= Duje Jurić =

Croatian artist

Duje Jurić (born 1956 in Rupe, Croatia) is a Croatian contemporary artist and one of the key figures of the New Geometry movement of the 1980s. He lives and works in Zagreb, Croatia.

He was an associate of the Master Workshop of Ljubo Ivančić and Nikola Reiser (1982–1985). At the end of the 1980s he collaborated with Julije Knifer in making murals in Sète, a small town in southern France (1889 and 1990, Villa Saint-Claire). During the 1990s he supplemented his works with text and made artistic interventions upon various objects, either his own or objects belonging to others (such as doors, cabinets, suitcases, clothes, paint-brushes, etc.). In more recent years he has been involved with creating ambient, action and performance art. Jurić also works as an art restorer and in the period between 1977 and 1993 he was an associate member of the Croatian Conservation Institute.

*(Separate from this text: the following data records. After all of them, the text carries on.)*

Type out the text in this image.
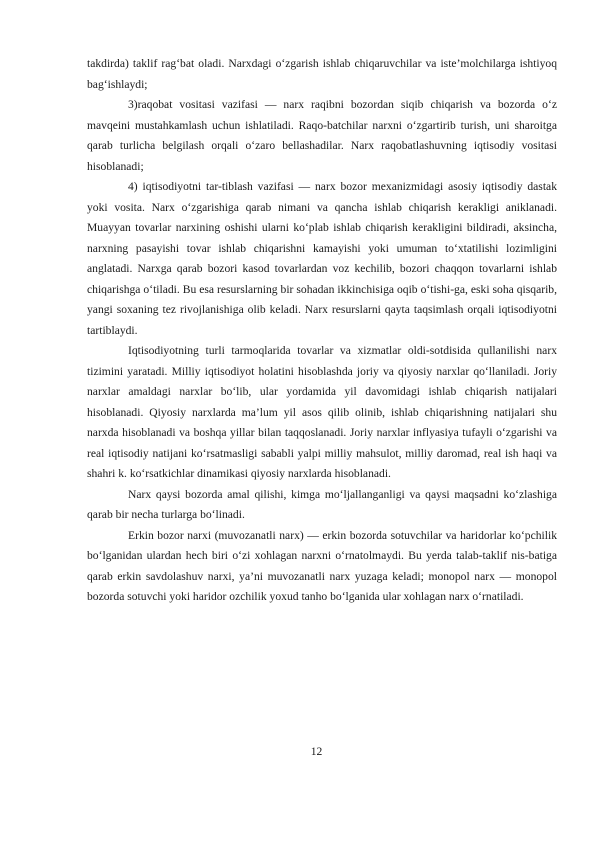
takdirda) taklif rag‘bat oladi. Narxdagi o‘zgarish ishlab chiqaruvchilar va iste’molchilarga ishtiyoq bag‘ishlaydi;

3)raqobat vositasi vazifasi — narx raqibni bozordan siqib chiqarish va bozorda o‘z mavqeini mustahkamlash uchun ishlatiladi. Raqo-batchilar narxni o‘zgartirib turish, uni sharoitga qarab turlicha belgilash orqali o‘zaro bellashadilar. Narx raqobatlashuvning iqtisodiy vositasi hisoblanadi;

4) iqtisodiyotni tar-tiblash vazifasi — narx bozor mexanizmidagi asosiy iqtisodiy dastak yoki vosita. Narx o‘zgarishiga qarab nimani va qancha ishlab chiqarish kerakligi aniklanadi. Muayyan tovarlar narxining oshishi ularni ko‘plab ishlab chiqarish kerakligini bildiradi, aksincha, narxning pasayishi tovar ishlab chiqarishni kamayishi yoki umuman to‘xtatilishi lozimligini anglatadi. Narxga qarab bozori kasod tovarlardan voz kechilib, bozori chaqqon tovarlarni ishlab chiqarishga o‘tiladi. Bu esa resurslarning bir sohadan ikkinchisiga oqib o‘tishi-ga, eski soha qisqarib, yangi soxaning tez rivojlanishiga olib keladi. Narx resurslarni qayta taqsimlash orqali iqtisodiyotni tartiblaydi.

Iqtisodiyotning turli tarmoqlarida tovarlar va xizmatlar oldi-sotdisida qullanilishi narx tizimini yaratadi. Milliy iqtisodiyot holatini hisoblashda joriy va qiyosiy narxlar qo‘llaniladi. Joriy narxlar amaldagi narxlar bo‘lib, ular yordamida yil davomidagi ishlab chiqarish natijalari hisoblanadi. Qiyosiy narxlarda ma’lum yil asos qilib olinib, ishlab chiqarishning natijalari shu narxda hisoblanadi va boshqa yillar bilan taqqoslanadi. Joriy narxlar inflyasiya tufayli o‘zgarishi va real iqtisodiy natijani ko‘rsatmasligi sababli yalpi milliy mahsulot, milliy daromad, real ish haqi va shahri k. ko‘rsatkichlar dinamikasi qiyosiy narxlarda hisoblanadi.

Narx qaysi bozorda amal qilishi, kimga mo‘ljallanganligi va qaysi maqsadni ko‘zlashiga qarab bir necha turlarga bo‘linadi.

Erkin bozor narxi (muvozanatli narx) — erkin bozorda sotuvchilar va haridorlar ko‘pchilik bo‘lganidan ulardan hech biri o‘zi xohlagan narxni o‘rnatolmaydi. Bu yerda talab-taklif nis-batiga qarab erkin savdolashuv narxi, ya’ni muvozanatli narx yuzaga keladi; monopol narx — monopol bozorda sotuvchi yoki haridor ozchilik yoxud tanho bo‘lganida ular xohlagan narx o‘rnatiladi.

12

From 1984 to 1999 he worked as a freelance artist, followed by a position at the Museum of Contemporary Art, Zagreb (1999–2000). Following which, he has been teaching at the Academy of Fine Arts, University of Zagreb, first as an assistant professor, and now as a fully appointed professor in the Department of Painting.

He has had some sixty solo shows and over a hundred group exhibitions. He has also performed several actions and participated in a number of art projects, the highlight of which being his ambience art projects (light installations), and his theatre sets made for the Kugla Theatre project. He has received several awards, including the 2002 Croatian Association of Artists Award for Best Exhibition (for his exhibition in the Gliptoteka gallery, in the Croatian Academy of Sciences and Arts) and the 2002 Vladimir Nazor Award.